After more than a decade of favouring deep private funding, a new wave of Silicon Valley's most powerful companies is quietly preparing for a seismic shift towards the public markets. Giants in artificial intelligence and space exploration, including OpenAI, SpaceX, and Anthropic, are now laying the groundwork for potential blockbuster initial public offerings (IPOs), with 2026 emerging as a plausible horizon for these landmark events.
The AI Capital Crunch: Why Private Funding Isn't Enough
The immense financial demands of developing cutting-edge AI are forcing even the best-funded labs to reconsider their long-term capital strategy. Anthropic, the AI firm backed by Amazon, has taken concrete steps by hiring the law firm Wilson Sonsini to advise on public-market readiness. While the company calls this prudent housekeeping, the move is highly significant.
Training new AI models now requires multibillion-dollar commitments for computing power, energy, and cloud contracts. This creates a fundamental tension between the flexibility of private ownership and the need for a permanent, sustainable capital structure. Anthropic's latest funding round valued it at over $300 billion, but maintaining that trajectory requires financing that does not become progressively more restrictive.

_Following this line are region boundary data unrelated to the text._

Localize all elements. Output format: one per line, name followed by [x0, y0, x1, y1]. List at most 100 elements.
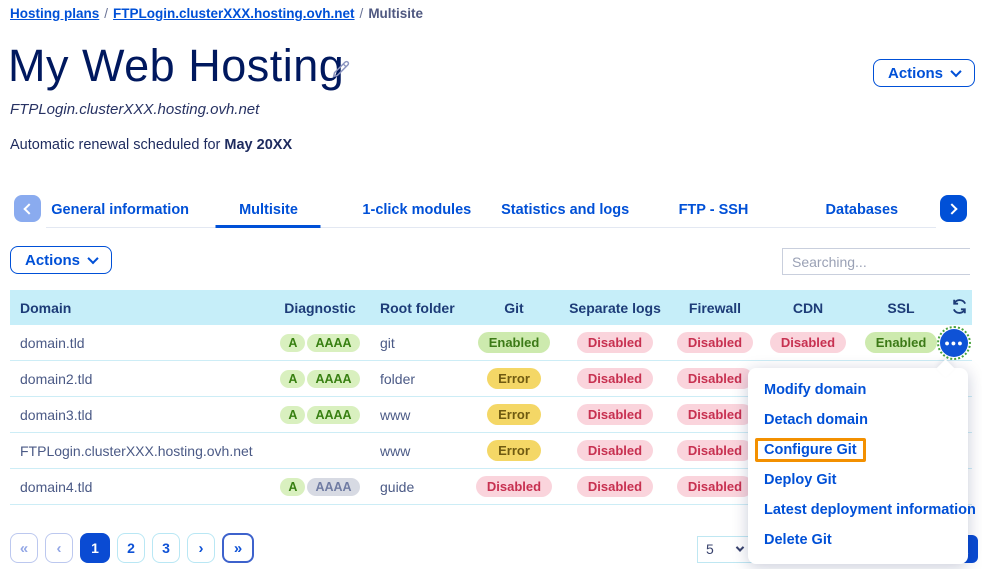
search-box	[782, 248, 982, 275]
firewall-status-badge: Disabled	[676, 368, 754, 389]
chevron-right-icon	[946, 202, 958, 215]
chevron-down-icon	[735, 543, 745, 552]
table-actions-label: Actions	[25, 251, 81, 269]
chevron-down-icon	[87, 252, 99, 265]
logs-status-badge: Disabled	[576, 368, 654, 389]
logs-status-badge: Disabled	[576, 476, 654, 497]
breadcrumb-separator: /	[104, 6, 109, 21]
tab-ftp-ssh[interactable]: FTP - SSH	[678, 202, 749, 218]
table-row: domain4.tld A AAAA guide Disabled Disable…	[10, 469, 972, 505]
row-actions-menu: Modify domain Detach domain Configure Gi…	[748, 368, 976, 564]
configure-git-highlight: Configure Git	[755, 438, 866, 462]
breadcrumb-service[interactable]: FTPLogin.clusterXXX.hosting.ovh.net	[113, 6, 355, 21]
page-title: My Web Hosting	[8, 40, 345, 91]
tabs-scroll-right-button[interactable]	[940, 195, 967, 222]
next-page-icon: ›	[198, 539, 204, 557]
menu-item-deploy-git[interactable]: Deploy Git	[764, 472, 837, 488]
table-row: domain3.tld A AAAA www Error Disabled Dis…	[10, 397, 972, 433]
page-size-value: 5	[706, 541, 714, 557]
column-diagnostic: Diagnostic	[284, 299, 356, 316]
diagnostic-cell: A AAAA	[268, 333, 372, 352]
page-button-2[interactable]: 2	[117, 533, 145, 563]
breadcrumb-current: Multisite	[368, 6, 424, 21]
cdn-status-badge: Disabled	[769, 332, 847, 353]
dns-aaaa-badge: AAAA	[307, 405, 360, 424]
menu-item-delete-git[interactable]: Delete Git	[764, 532, 832, 548]
dns-a-badge: A	[280, 405, 306, 424]
breadcrumb: Hosting plans / FTPLogin.clusterXXX.hostin…	[10, 6, 423, 21]
tab-general-information[interactable]: General information	[51, 202, 190, 218]
tab-bar: General information Multisite 1-click mo…	[0, 193, 982, 228]
firewall-status-badge: Disabled	[676, 476, 754, 497]
ellipsis-icon[interactable]: ●●●	[937, 325, 971, 360]
service-subtitle: FTPLogin.clusterXXX.hosting.ovh.net	[10, 101, 260, 118]
search-input[interactable]	[783, 249, 982, 274]
diagnostic-cell: A AAAA	[268, 477, 372, 496]
git-status-badge: Disabled	[475, 476, 553, 497]
table-row: domain.tld A AAAA git Enabled Disabled Di…	[10, 325, 972, 361]
column-git: Git	[504, 299, 524, 316]
root-folder-cell: folder	[380, 370, 416, 387]
table-actions-button[interactable]: Actions	[10, 246, 113, 274]
prev-page-button[interactable]: ‹	[45, 533, 73, 563]
column-cdn: CDN	[792, 299, 824, 316]
renewal-date: May 20XX	[224, 137, 293, 153]
dns-aaaa-badge: AAAA	[307, 369, 360, 388]
first-page-icon: «	[19, 539, 29, 557]
chevron-down-icon	[950, 65, 962, 78]
renewal-info: Automatic renewal scheduled for May 20XX	[10, 137, 292, 153]
last-page-button[interactable]: »	[222, 533, 254, 563]
dns-aaaa-badge: AAAA	[307, 477, 360, 496]
pencil-icon[interactable]	[330, 58, 352, 80]
git-status-badge: Enabled	[477, 332, 551, 353]
tab-multisite[interactable]: Multisite	[194, 193, 342, 227]
table-row: domain2.tld A AAAA folder Error Disabled …	[10, 361, 972, 397]
ssl-status-badge: Enabled	[864, 332, 938, 353]
renewal-text: Automatic renewal scheduled for	[10, 137, 225, 153]
pagination: « ‹ 1 2 3 › »	[10, 533, 254, 563]
column-separate-logs: Separate logs	[569, 299, 661, 316]
tabs-scroll-left-button[interactable]	[14, 195, 41, 222]
root-folder-cell: www	[380, 406, 411, 423]
breadcrumb-hosting-plans[interactable]: Hosting plans	[10, 6, 100, 21]
menu-item-configure-git[interactable]: Configure Git	[748, 435, 968, 465]
breadcrumb-separator: /	[359, 6, 364, 21]
table-row: FTPLogin.clusterXXX.hosting.ovh.net www …	[10, 433, 972, 469]
diagnostic-cell: A AAAA	[268, 405, 372, 424]
git-status-badge: Error	[487, 440, 541, 461]
git-status-badge: Error	[487, 368, 541, 389]
domain-cell: domain4.tld	[20, 478, 93, 495]
column-domain: Domain	[20, 299, 72, 316]
chevron-left-icon	[23, 202, 35, 215]
domains-table: Domain Diagnostic Root folder Git Separa…	[10, 290, 972, 505]
header-actions-button[interactable]: Actions	[872, 59, 975, 87]
domain-cell: domain2.tld	[20, 370, 93, 387]
prev-page-icon: ‹	[56, 539, 62, 557]
root-folder-cell: www	[380, 442, 411, 459]
tab-statistics-and-logs[interactable]: Statistics and logs	[501, 202, 630, 218]
page-size-select[interactable]: 5	[697, 535, 752, 563]
domain-cell: FTPLogin.clusterXXX.hosting.ovh.net	[20, 442, 253, 459]
next-page-button[interactable]: ›	[187, 533, 215, 563]
root-folder-cell: guide	[380, 478, 415, 495]
tab-1-click-modules[interactable]: 1-click modules	[362, 202, 472, 218]
git-status-badge: Error	[487, 404, 541, 425]
menu-item-latest-deployment-information[interactable]: Latest deployment information	[764, 502, 976, 518]
refresh-icon[interactable]	[951, 298, 968, 318]
diagnostic-cell: A AAAA	[268, 369, 372, 388]
domain-cell: domain.tld	[20, 334, 85, 351]
firewall-status-badge: Disabled	[676, 332, 754, 353]
menu-item-detach-domain[interactable]: Detach domain	[764, 412, 868, 428]
dns-a-badge: A	[280, 477, 306, 496]
first-page-button[interactable]: «	[10, 533, 38, 563]
column-root-folder: Root folder	[380, 299, 455, 316]
logs-status-badge: Disabled	[576, 440, 654, 461]
dns-aaaa-badge: AAAA	[307, 333, 360, 352]
table-header-row: Domain Diagnostic Root folder Git Separa…	[10, 290, 972, 325]
last-page-icon: »	[233, 539, 243, 557]
page-button-3[interactable]: 3	[152, 533, 180, 563]
tab-databases[interactable]: Databases	[825, 202, 899, 218]
menu-item-modify-domain[interactable]: Modify domain	[764, 382, 867, 398]
page-button-1[interactable]: 1	[80, 533, 110, 563]
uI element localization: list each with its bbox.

OpenAI finds itself in a similarly challenging position. Reports suggest it is preparing for a potential IPO in the second half of 2026, with a valuation that could approach a staggering $1 trillion. Publicly, CEO Sam Altman has questioned whether the scrutiny of public markets suits a mission-driven organisation. However, the company's own forecasts reveal the strain: while revenues are growing rapidly, so are long-term, multi-year obligations for chips and data centres, making the question of sustainable funding impossible to ignore.
SpaceX and the Starlink Factor: A Business Transformed
If OpenAI exemplifies the financial strain of AI, SpaceX demonstrates the practical limits of remaining private at an immense scale. Reports indicate Elon Musk's space venture could list as early as mid-to-late 2026, with a potential valuation of up to $1.5 trillion.
A key driver is the transformation of SpaceX's business model. Around 70% of its revenue now comes from Starlink, its satellite broadband division. With millions of subscribers and a recurring revenue stream, Starlink increasingly resembles a global telecoms operator—a business profile far more familiar and attractive to public-market investors than the capital-intensive unpredictability of space launch alone.
However, a successful listing at such a valuation would require investor confidence not just in Starlink's growth, but in SpaceX's ability to execute on its Starship programme and maintain its technological lead amidst accelerating global competition, particularly from China.
The Quieter Contenders: Databricks and Canva's Methodical March
Beyond the headline-grabbing AI and space firms, a second tier of late-stage tech companies appears to be on a more conventional and predictable path to the public markets. Databricks, a critical player in the data and AI software stack, is now generating more than $4 billion in annualised revenue and is cash-flow positive. Its CEO, Ali Ghodsi, has openly stated that a public listing is the "natural outcome" for a business of its scale.
Similarly, the design platform Canva has conducted a methodical pre-IPO campaign. With over 250 million monthly users, it has expanded its enterprise offerings, conducted internal share sales for employee liquidity, and hired senior finance executives with public-market experience. Both companies represent a different proposition: their revenues are recurring, capital needs are more manageable, and their business models are already well-understood by investors.
This growing momentum suggests that if the IPO window reopens in earnest, it may be these steadier names that test the waters first, paving the way for the unprecedented listings of the AI labs and space pioneers that could redefine the public market landscape by the end of 2026.